Web map raster tile URL templates usally look like this: //{servername}/{somepath}/{z}/{x}/{y}.png
Z is the zoom level (0 being zoomed all the way out so the earth fits on a single 256px x 256px tile, 18 or higher getting you down to street level) X and Y are the tiles coordinates, but there are two different standards for where the origin of the Y coordinate is.
If you look at [http://www.maptiler.org/google-maps-coordinates-tile-bounds-projection/](this site) which shows the various tile coordinates, you'll see that the X's are identical for 'Google' and 'TMS', but the Ys are different. 'Google', aka 'XYZ' aka a few other names that nobody seems to agree on places the Y origin at the north end of the earth, while TMS places it in the south.

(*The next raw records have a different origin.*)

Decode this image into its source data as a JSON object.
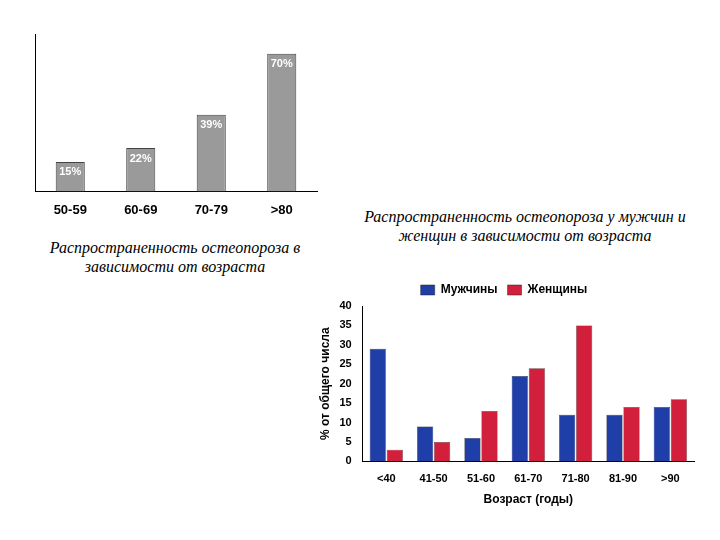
{
  "chart_data": [
    {
      "type": "bar",
      "title": "Распространенность остеопороза в зависимости от возраста",
      "categories": [
        "50-59",
        "60-69",
        "70-79",
        ">80"
      ],
      "values": [
        15,
        22,
        39,
        70
      ],
      "value_labels": [
        "15%",
        "22%",
        "39%",
        "70%"
      ],
      "color": "#9a9a9a",
      "ylim": [
        0,
        80
      ],
      "tick_labels": "x",
      "grid": false,
      "data_labels": true
    },
    {
      "type": "bar",
      "title": "Распространенность остеопороза у мужчин и женщин в зависимости от возраста",
      "x_label": "Возраст (годы)",
      "y_label": "% от общего числа",
      "categories": [
        "<40",
        "41-50",
        "51-60",
        "61-70",
        "71-80",
        "81-90",
        ">90"
      ],
      "series": [
        {
          "name": "Мужчины",
          "color": "#1f3ea8",
          "values": [
            29,
            9,
            6,
            22,
            12,
            12,
            14
          ]
        },
        {
          "name": "Женщины",
          "color": "#d2203c",
          "values": [
            3,
            5,
            13,
            24,
            35,
            14,
            16
          ]
        }
      ],
      "ylim": [
        0,
        40
      ],
      "yticks": [
        0,
        5,
        10,
        15,
        20,
        25,
        30,
        35,
        40
      ],
      "grid": false,
      "legend": "top"
    }
  ]
}
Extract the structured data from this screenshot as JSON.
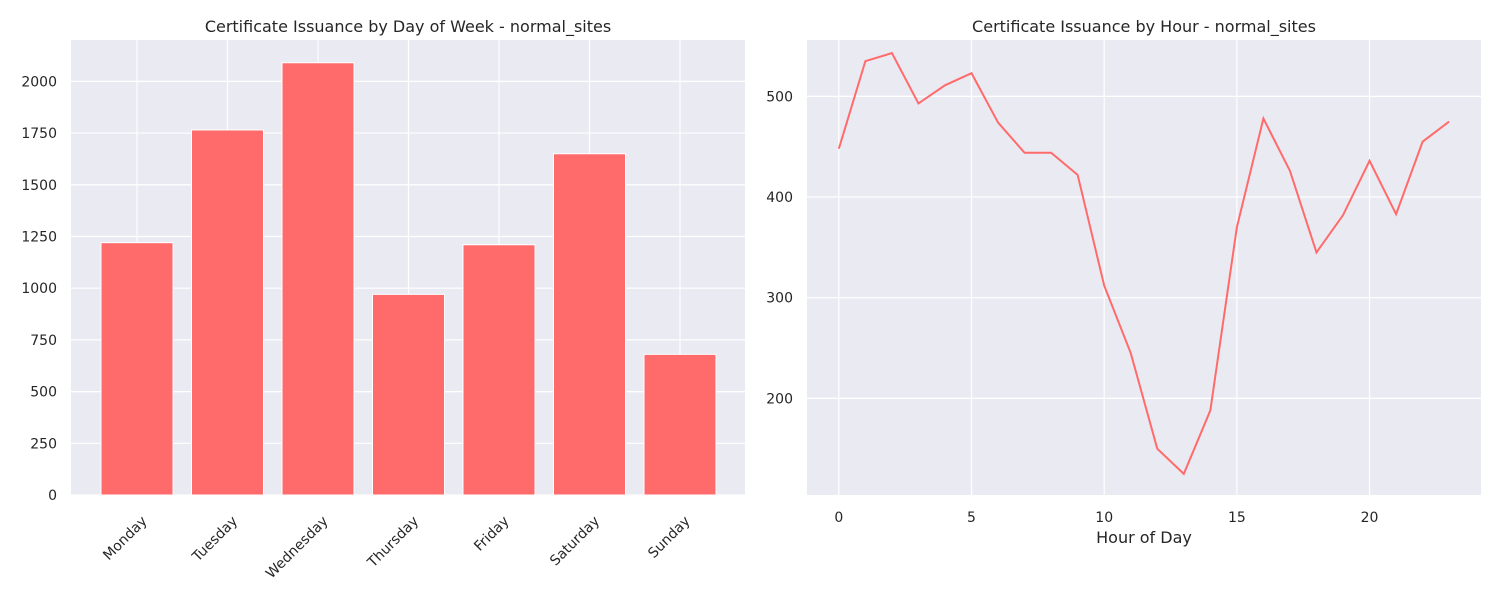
{
  "chart_data": [
    {
      "type": "bar",
      "title": "Certificate Issuance by Day of Week - normal_sites",
      "xlabel": "",
      "ylabel": "",
      "categories": [
        "Monday",
        "Tuesday",
        "Wednesday",
        "Thursday",
        "Friday",
        "Saturday",
        "Sunday"
      ],
      "values": [
        1220,
        1765,
        2090,
        970,
        1210,
        1650,
        680
      ],
      "ylim": [
        0,
        2200
      ],
      "yticks": [
        0,
        250,
        500,
        750,
        1000,
        1250,
        1500,
        1750,
        2000
      ],
      "color": "#ff6b6b",
      "grid": true,
      "legend": "none"
    },
    {
      "type": "line",
      "title": "Certificate Issuance by Hour - normal_sites",
      "xlabel": "Hour of Day",
      "ylabel": "",
      "x": [
        0,
        1,
        2,
        3,
        4,
        5,
        6,
        7,
        8,
        9,
        10,
        11,
        12,
        13,
        14,
        15,
        16,
        17,
        18,
        19,
        20,
        21,
        22,
        23
      ],
      "values": [
        448,
        535,
        543,
        493,
        511,
        523,
        474,
        444,
        444,
        422,
        312,
        245,
        150,
        125,
        188,
        370,
        478,
        426,
        345,
        382,
        436,
        383,
        455,
        475
      ],
      "xlim": [
        -1.2,
        24.2
      ],
      "ylim": [
        104,
        556
      ],
      "xticks": [
        0,
        5,
        10,
        15,
        20
      ],
      "yticks": [
        200,
        300,
        400,
        500
      ],
      "color": "#ff6b6b",
      "grid": true,
      "legend": "none"
    }
  ]
}
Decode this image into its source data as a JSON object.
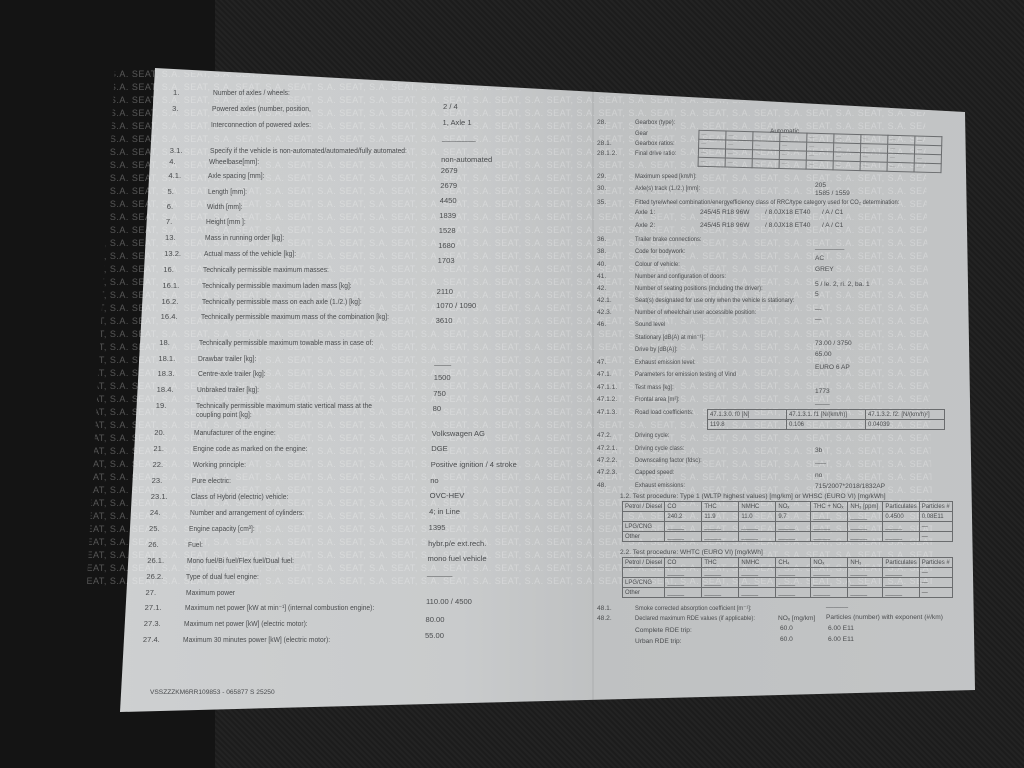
{
  "watermark": "SEAT, S.A.",
  "left_page": [
    {
      "num": "1.",
      "label": "Number of axles / wheels:",
      "value": "2 / 4"
    },
    {
      "num": "3.",
      "label": "Powered axles (number, position,",
      "value": "1, Axle 1"
    },
    {
      "num": "",
      "label": "Interconnection of powered axles:",
      "value": "________"
    },
    {
      "num": "3.1.",
      "label": "Specify if the vehicle is non-automated/automated/fully automated:",
      "value": "non-automated"
    },
    {
      "num": "4.",
      "label": "Wheelbase[mm]:",
      "value": "2679"
    },
    {
      "num": "4.1.",
      "label": "Axle spacing [mm]:",
      "value": "2679"
    },
    {
      "num": "5.",
      "label": "Length [mm]:",
      "value": "4450"
    },
    {
      "num": "6.",
      "label": "Width [mm]:",
      "value": "1839"
    },
    {
      "num": "7.",
      "label": "Height [mm ]:",
      "value": "1528"
    },
    {
      "num": "13.",
      "label": "Mass in running order [kg]:",
      "value": "1680"
    },
    {
      "num": "13.2.",
      "label": "Actual mass of the vehicle [kg]:",
      "value": "1703"
    },
    {
      "num": "16.",
      "label": "Technically permissible maximum masses:",
      "value": ""
    },
    {
      "num": "16.1.",
      "label": "Technically permissible maximum laden mass [kg]:",
      "value": "2110"
    },
    {
      "num": "16.2.",
      "label": "Technically permissible mass on each axle (1./2.) [kg]:",
      "value": "1070 / 1090"
    },
    {
      "num": "16.4.",
      "label": "Technically permissible maximum mass of the combination [kg]:",
      "value": "3610"
    },
    {
      "num": "18.",
      "label": "Technically permissible maximum towable mass in case of:",
      "value": ""
    },
    {
      "num": "18.1.",
      "label": "Drawbar trailer [kg]:",
      "value": "____"
    },
    {
      "num": "18.3.",
      "label": "Centre-axle trailer [kg]:",
      "value": "1500"
    },
    {
      "num": "18.4.",
      "label": "Unbraked trailer [kg]:",
      "value": "750"
    },
    {
      "num": "19.",
      "label": "Technically permissible maximum static vertical mass at the",
      "label2": "coupling point [kg]:",
      "value": "80"
    },
    {
      "num": "20.",
      "label": "Manufacturer of the engine:",
      "value": "Volkswagen AG"
    },
    {
      "num": "21.",
      "label": "Engine code as marked on the engine:",
      "value": "DGE"
    },
    {
      "num": "22.",
      "label": "Working principle:",
      "value": "Positive ignition / 4 stroke"
    },
    {
      "num": "23.",
      "label": "Pure electric:",
      "value": "no"
    },
    {
      "num": "23.1.",
      "label": "Class of Hybrid (electric) vehicle:",
      "value": "OVC-HEV"
    },
    {
      "num": "24.",
      "label": "Number and arrangement of cylinders:",
      "value": "4; in Line"
    },
    {
      "num": "25.",
      "label": "Engine capacity [cm³]:",
      "value": "1395"
    },
    {
      "num": "26.",
      "label": "Fuel:",
      "value": "hybr.p/e ext.rech."
    },
    {
      "num": "26.1.",
      "label": "Mono fuel/Bi fuel/Flex fuel/Dual fuel:",
      "value": "mono fuel vehicle"
    },
    {
      "num": "26.2.",
      "label": "Type of dual fuel engine:",
      "value": "______"
    },
    {
      "num": "27.",
      "label": "Maximum power",
      "value": ""
    },
    {
      "num": "27.1.",
      "label": "Maximum net power [kW at min⁻¹] (internal combustion engine):",
      "value": "110.00 / 4500"
    },
    {
      "num": "27.3.",
      "label": "Maximum net power [kW] (electric motor):",
      "value": "80.00"
    },
    {
      "num": "27.4.",
      "label": "Maximum 30 minutes power [kW] (electric motor):",
      "value": "55.00"
    }
  ],
  "footer": "VSSZZZKM6RR109853 - 065877 S 25250",
  "right_page": {
    "rows": [
      {
        "num": "28.",
        "label": "Gearbox (type):",
        "value": "Automatic"
      },
      {
        "num": "",
        "label": "Gear",
        "value": ""
      },
      {
        "num": "28.1.",
        "label": "Gearbox ratios:",
        "value": ""
      },
      {
        "num": "28.1.2.",
        "label": "Final drive ratio:",
        "value": ""
      },
      {
        "num": "29.",
        "label": "Maximum speed [km/h]:",
        "value": "205"
      },
      {
        "num": "30.",
        "label": "Axle(s) track (1./2.) [mm]:",
        "value": "1585 / 1559"
      },
      {
        "num": "35.",
        "label": "Fitted tyre/wheel combination/energyefficiency class of RRC/type category used for CO₂ determination:",
        "value": ""
      },
      {
        "num": "36.",
        "label": "Trailer brake connections:",
        "value": "________"
      },
      {
        "num": "38.",
        "label": "Code for bodywork:",
        "value": "AC"
      },
      {
        "num": "40.",
        "label": "Colour of vehicle:",
        "value": "GREY"
      },
      {
        "num": "41.",
        "label": "Number and configuration of doors:",
        "value": "5  / le. 2, ri. 2, ba. 1"
      },
      {
        "num": "42.",
        "label": "Number of seating positions (including the driver):",
        "value": "5"
      },
      {
        "num": "42.1.",
        "label": "Seat(s) designated for use only when the vehicle is stationary:",
        "value": "—"
      },
      {
        "num": "42.3.",
        "label": "Number of wheelchair user accessible position:",
        "value": "—"
      },
      {
        "num": "46.",
        "label": "Sound level",
        "value": ""
      },
      {
        "num": "",
        "label": "Stationary [dB(A) at min⁻¹]:",
        "value": "73.00 / 3750"
      },
      {
        "num": "",
        "label": "Drive by [dB(A)]:",
        "value": "65.00"
      },
      {
        "num": "47.",
        "label": "Exhaust emission level:",
        "value": "EURO 6 AP"
      },
      {
        "num": "47.1.",
        "label": "Parameters for emission testing of Vind",
        "value": ""
      },
      {
        "num": "47.1.1.",
        "label": "Test mass [kg]:",
        "value": "1773"
      },
      {
        "num": "47.1.2.",
        "label": "Frontal area [m²]:",
        "value": "____"
      },
      {
        "num": "47.1.3.",
        "label": "Road load coefficients:",
        "value": ""
      },
      {
        "num": "47.2.",
        "label": "Driving cycle:",
        "value": ""
      },
      {
        "num": "47.2.1.",
        "label": "Driving cycle class:",
        "value": "3b"
      },
      {
        "num": "47.2.2.",
        "label": "Downscaling factor (fdsc):",
        "value": "___"
      },
      {
        "num": "47.2.3.",
        "label": "Capped speed:",
        "value": "no"
      },
      {
        "num": "48.",
        "label": "Exhaust emissions:",
        "value": "715/2007*2018/1832AP"
      }
    ],
    "tyres": [
      {
        "axle": "Axle 1:",
        "tyre": "245/45 R18 96W",
        "rim": "/ 8.0JX18 ET40",
        "class": "/ A  / C1"
      },
      {
        "axle": "Axle 2:",
        "tyre": "245/45 R18 96W",
        "rim": "/ 8.0JX18 ET40",
        "class": "/ A  / C1"
      }
    ],
    "road_load": {
      "headers": [
        "47.1.3.0. f0 [N]",
        "47.1.3.1. f1 [N/(km/h)]",
        "47.1.3.2. f2: [N/(km/h)²]"
      ],
      "values": [
        "119.8",
        "0.106",
        "0.04039"
      ]
    },
    "test1": {
      "title": "1.2. Test procedure: Type 1 (WLTP highest values) [mg/km] or WHSC (EURO VI) [mg/kWh]",
      "headers": [
        "Petrol / Diesel",
        "CO",
        "THC",
        "NMHC",
        "NOₓ",
        "THC + NOₓ",
        "NH₃ [ppm]",
        "Particulates",
        "Particles #"
      ],
      "rows": [
        [
          "",
          "240.2",
          "11.9",
          "11.0",
          "9.7",
          "_____",
          "_____",
          "0.4500",
          "0.08E11"
        ],
        [
          "LPG/CNG",
          "_____",
          "_____",
          "_____",
          "_____",
          "_____",
          "_____",
          "_____",
          "—"
        ],
        [
          "Other",
          "_____",
          "_____",
          "_____",
          "_____",
          "_____",
          "_____",
          "_____",
          "—"
        ]
      ]
    },
    "test2": {
      "title": "2.2. Test procedure: WHTC (EURO VI) [mg/kWh]",
      "headers": [
        "Petrol / Diesel",
        "CO",
        "THC",
        "NMHC",
        "CH₄",
        "NOₓ",
        "NH₃",
        "Particulates",
        "Particles #"
      ],
      "rows": [
        [
          "",
          "_____",
          "_____",
          "_____",
          "_____",
          "_____",
          "_____",
          "_____",
          "—"
        ],
        [
          "LPG/CNG",
          "_____",
          "_____",
          "_____",
          "_____",
          "_____",
          "_____",
          "_____",
          "—"
        ],
        [
          "Other",
          "_____",
          "_____",
          "_____",
          "_____",
          "_____",
          "_____",
          "_____",
          "—"
        ]
      ]
    },
    "smoke": {
      "num": "48.1.",
      "label": "Smoke corrected absorption coefficient [m⁻¹]:",
      "value": "______"
    },
    "rde": {
      "num": "48.2.",
      "label": "Declared maximum RDE values (if applicable):",
      "col1": "NOₓ [mg/km]",
      "col2": "Particles (number) with exponent (#/km)",
      "rows": [
        {
          "label": "Complete RDE trip:",
          "nox": "60.0",
          "pn": "6.00 E11"
        },
        {
          "label": "Urban RDE trip:",
          "nox": "60.0",
          "pn": "6.00 E11"
        }
      ]
    }
  }
}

I was recently trying to consume a TMS service in my web app, and ended up proxying the TMS tileset through my own express.js api so I could re-serve it as an XYZ dataset. The osm2tms
function converts the TMS y to an XYZ y, and we just pipe the response from the TMS service to the client. This gist by Tom Macwright has the conversion formulas. They are also mentioned in this MapboxGL issue
This proxy route also allows me to use a different file extension (the TMS service was using .png8
but I want my urls to just be .png
So, if you want to consume third party tiles but want to keep all of your URLs standardized, a few lines of javascript can do the trick.